From the first agonising contraction to the emergency caesarean 36 hours later, the birth of my elder child was crap.
I didn't go into the enterprise of childbirth expecting it to be empowering or lovely or spiritually fulfilling. I didn't plan to burn aromatic candles or listen to whale noises on CD as I brought new life into the world. (I did buy the greatest hits of Wham! to keep my spirits up during labour, but forgot to take it, and indeed my shoes, along to the hospital.) So I wouldn't say I had fixed or unrealistic expectations of the birth experience - but I did expect I'd actually be able to give birth.
I strongly believe that it's a woman's right to call the shots about how she has her baby. She shouldn't have interventions foisted on her, but if she makes informed decisions to use pain relief or other technology, that should be respected. At a purely personal level, though, I feel it's better to manage without interventions if you can. That was what I planned to do, and it never occurred to me, not even for a moment, that my body wouldn't be able to do what's supposedly the most natural thing in the world.

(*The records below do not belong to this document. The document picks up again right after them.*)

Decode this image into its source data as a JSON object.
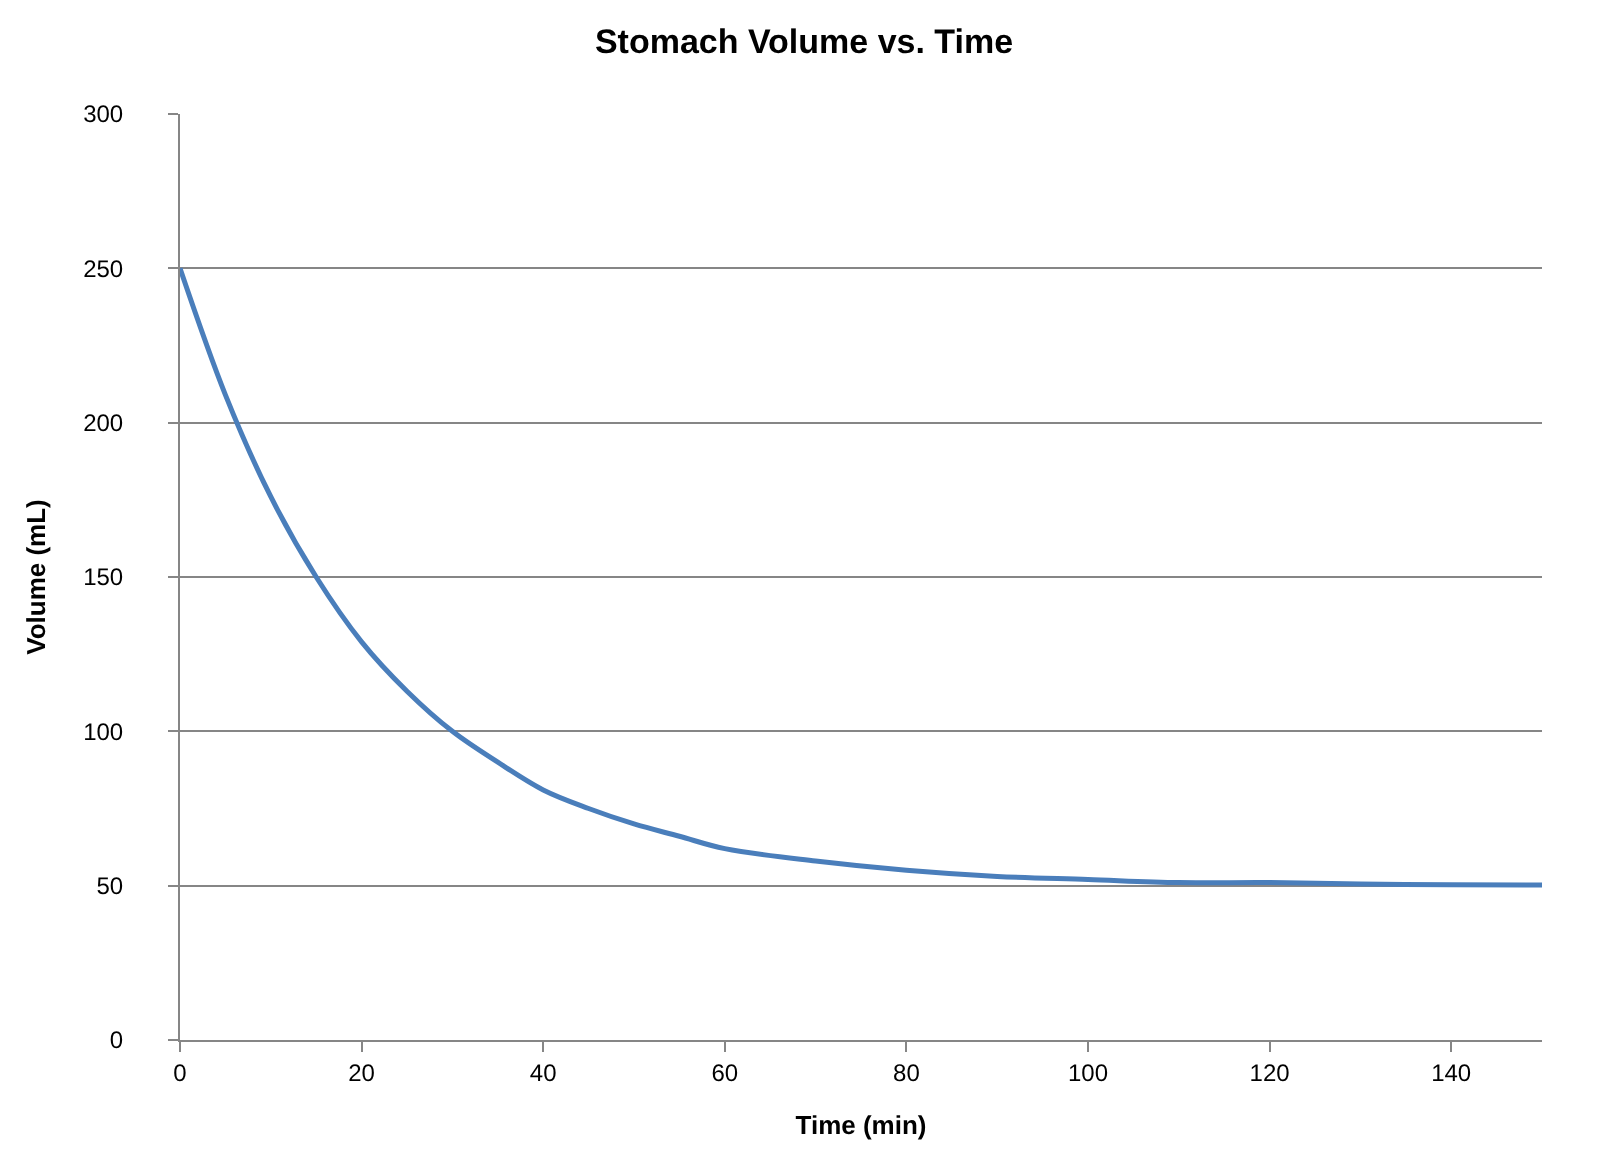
{
  "chart_data": {
    "type": "line",
    "title": "Stomach Volume vs. Time",
    "xlabel": "Time (min)",
    "ylabel": "Volume (mL)",
    "x": [
      0,
      5,
      10,
      15,
      20,
      25,
      30,
      35,
      40,
      45,
      50,
      55,
      60,
      70,
      80,
      90,
      100,
      110,
      120,
      130,
      140,
      150
    ],
    "series": [
      {
        "color": "#4a7ebb",
        "values": [
          250,
          209,
          176,
          150,
          129,
          113,
          100,
          90,
          81,
          75,
          70,
          66,
          62,
          58,
          55,
          53,
          52,
          51,
          51,
          50.5,
          50.3,
          50.2
        ]
      }
    ],
    "xlim": [
      0,
      150
    ],
    "xticks": [
      0,
      20,
      40,
      60,
      80,
      100,
      120,
      140
    ],
    "ylim": [
      0,
      300
    ],
    "yticks": [
      0,
      50,
      100,
      150,
      200,
      250,
      300
    ],
    "grid": "y",
    "legend": false,
    "marker": "none",
    "line_style": "solid"
  }
}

So when my daughter was born surgically, I felt quite a deep sense of disappointment with myself - as though my body had let me down, and I was somehow a 'failed' woman. The message of failure had come through a variety of sources. Once book I'd read during pregnancy discussed at great length how caesareans are best avoided - then belatedly added, in one feeble sentence, that women who have caesars shouldn't feel bad because all births are special. Like, whatever. I found myself thinking of my second pregnancy as a chance to redeem myself, and though I managed a vaginal delivery, I was so epiduralled, ventuesed, episiotomied and generally off the planet that the second birth seemed little different from the first.
My midwife, who was excellent, encouraged me through both pregnancies to avoid interventions if I could, and talked me through the evidence in favour of 'natural' birth. The message was an important one, and helped me make informed choices. But I think the challenge for feminists is this: how we can promote the advantages of non-intervention birth without 'looking down' on the experiences of women who need, or choose, interventions?